Anybody who tells you they have a ToS study that shows buy and sell volume is oversimplifying things: there isn’t one. For every trade there is exactly one buyer and one seller, the volume is always 50% buy, 50% sell. The only question is, did I buy from you, or did I wait for you to sell to me? And did you run out of stuff to sell me at that price so I had to go buy more from the guy offering it at a higher price?
While you might be able to watch Time and Sales for real-time volume on the ask vs bid, ToS doesn’t let you capture that information in a study. We only get five numbers: high, low, open, close, and volume. Six, if you include time. That’s it, that’s all we have to work with.
So what the heck do all those ‘Buy and Sell Volume’ studies really do, if the only variables you have access to are high, low, open, close, and volume?

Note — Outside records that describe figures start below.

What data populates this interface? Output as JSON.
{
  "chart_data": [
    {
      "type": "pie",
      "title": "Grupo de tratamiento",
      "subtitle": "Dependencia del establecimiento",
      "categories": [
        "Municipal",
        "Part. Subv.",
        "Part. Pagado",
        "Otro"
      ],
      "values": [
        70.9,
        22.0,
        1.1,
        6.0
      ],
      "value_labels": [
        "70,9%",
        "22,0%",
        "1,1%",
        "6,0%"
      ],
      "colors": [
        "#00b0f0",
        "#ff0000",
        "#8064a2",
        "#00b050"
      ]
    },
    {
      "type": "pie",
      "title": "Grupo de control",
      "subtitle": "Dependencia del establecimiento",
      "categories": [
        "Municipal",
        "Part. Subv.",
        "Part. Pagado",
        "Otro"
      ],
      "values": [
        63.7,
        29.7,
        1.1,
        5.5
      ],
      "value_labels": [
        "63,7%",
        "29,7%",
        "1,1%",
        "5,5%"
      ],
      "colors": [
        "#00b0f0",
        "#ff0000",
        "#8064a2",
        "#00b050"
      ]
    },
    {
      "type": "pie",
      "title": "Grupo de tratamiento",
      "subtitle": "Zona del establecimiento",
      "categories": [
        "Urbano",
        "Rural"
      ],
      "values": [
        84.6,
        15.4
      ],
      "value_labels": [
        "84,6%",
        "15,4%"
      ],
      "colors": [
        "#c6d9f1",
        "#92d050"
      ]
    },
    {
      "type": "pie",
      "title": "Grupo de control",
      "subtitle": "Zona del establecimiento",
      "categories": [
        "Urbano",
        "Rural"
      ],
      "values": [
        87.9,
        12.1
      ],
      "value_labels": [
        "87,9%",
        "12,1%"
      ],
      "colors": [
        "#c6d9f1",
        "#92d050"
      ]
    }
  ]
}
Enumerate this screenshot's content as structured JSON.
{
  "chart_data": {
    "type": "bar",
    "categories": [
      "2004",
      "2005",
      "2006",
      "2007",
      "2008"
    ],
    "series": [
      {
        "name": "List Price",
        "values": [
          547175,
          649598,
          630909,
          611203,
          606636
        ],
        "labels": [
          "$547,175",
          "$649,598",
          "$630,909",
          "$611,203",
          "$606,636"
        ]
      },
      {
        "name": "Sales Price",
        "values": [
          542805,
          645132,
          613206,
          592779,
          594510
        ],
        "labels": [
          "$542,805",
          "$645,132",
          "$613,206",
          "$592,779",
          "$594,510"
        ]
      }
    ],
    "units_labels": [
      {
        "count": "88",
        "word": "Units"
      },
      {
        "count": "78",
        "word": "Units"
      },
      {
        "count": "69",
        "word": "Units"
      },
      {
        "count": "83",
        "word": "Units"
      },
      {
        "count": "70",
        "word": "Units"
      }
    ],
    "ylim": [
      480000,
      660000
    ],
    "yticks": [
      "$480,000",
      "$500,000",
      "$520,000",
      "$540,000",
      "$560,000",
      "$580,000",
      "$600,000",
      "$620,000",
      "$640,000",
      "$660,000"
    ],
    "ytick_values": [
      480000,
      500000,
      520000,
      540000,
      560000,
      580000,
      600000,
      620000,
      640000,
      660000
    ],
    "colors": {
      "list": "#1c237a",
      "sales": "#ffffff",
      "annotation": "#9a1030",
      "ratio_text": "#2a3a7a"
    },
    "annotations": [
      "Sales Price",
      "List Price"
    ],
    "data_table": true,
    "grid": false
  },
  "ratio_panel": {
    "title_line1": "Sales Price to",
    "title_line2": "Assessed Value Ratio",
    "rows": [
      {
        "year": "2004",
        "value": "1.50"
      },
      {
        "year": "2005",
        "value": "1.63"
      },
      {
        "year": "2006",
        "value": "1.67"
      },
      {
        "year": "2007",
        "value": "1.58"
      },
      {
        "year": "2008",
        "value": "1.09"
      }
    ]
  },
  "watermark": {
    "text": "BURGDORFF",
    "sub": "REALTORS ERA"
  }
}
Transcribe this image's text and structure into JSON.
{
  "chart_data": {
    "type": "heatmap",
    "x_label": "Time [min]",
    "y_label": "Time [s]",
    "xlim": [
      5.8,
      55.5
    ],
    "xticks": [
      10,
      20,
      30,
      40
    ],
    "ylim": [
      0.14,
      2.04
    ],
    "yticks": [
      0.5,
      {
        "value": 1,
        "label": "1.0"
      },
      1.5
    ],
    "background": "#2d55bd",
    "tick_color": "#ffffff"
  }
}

The answer is a bit of logical deduction. Because buying on the ask as opposed to waiting in a bid will move price upward, if there are more buyers than sellers price will go up and the candle will close above the open. Knowing this plus the volume of the candle you can deduce that on a whole there was more buying volume than selling volume.
The actual formula for this deduction is:
(close – low) / ( high – low)
In other words, the amount of the candle from the close to the low as a percentage of the total candle’s price movement. If a candle is green, that’s mostly buying pressure, and the remainder must be selling pressure.
This doesn’t take into account a huge amount of buying pressure that breaks through a level, rockets up, then falls back down and further under far less volume. There’s no way to tell exactly how the volume is distributed within a candle, so that candle that had a giant amount of buying pressure instead looks like it has a giant amount of selling pressure instead.
But what does this really tell you that the shape of the candle can’t? Over time, you can build a picture using volume. It’s just another way of visualizing candle data to help you build a mental image of the price action. But at the end of the day, you could also just look at the shape and color of the candle to see how much of it was buying or selling volume.
Since this buy/sell volume is a fiction based on our five variables, there are other fictions we can create to help us visualize candle data too.
I wrote a study called VPA Candles that colors the candles on a spectrum from red to green based on that buy/sell volume formula. The higher the buy percent the greener the candle, and the higher the sell volume the redder. A perfectly stable candle is kind of a brownish color, halfway between green and red. This lets you see at a glance from the color spectrum a relative amount of buy/sell volume based on the candle shape, like training wheels for people who can’t read candle shapes.
Additionally, the candles are brighter when the volume is higher and darker when the volume is lower, so a high-volume buying candle would be a brighter green than a lower-volume buying candle. Visually, this makes the important candles pop out more, and adds additional cues to the volume graph.
Often this leads to a lot of dark brown candles in between spurts of bright green and red candles, as that’s often how price action works. Not super helpful for seasoned traders, but if you’re just starting out it reinforces why certain candles mean different things based on those five variables.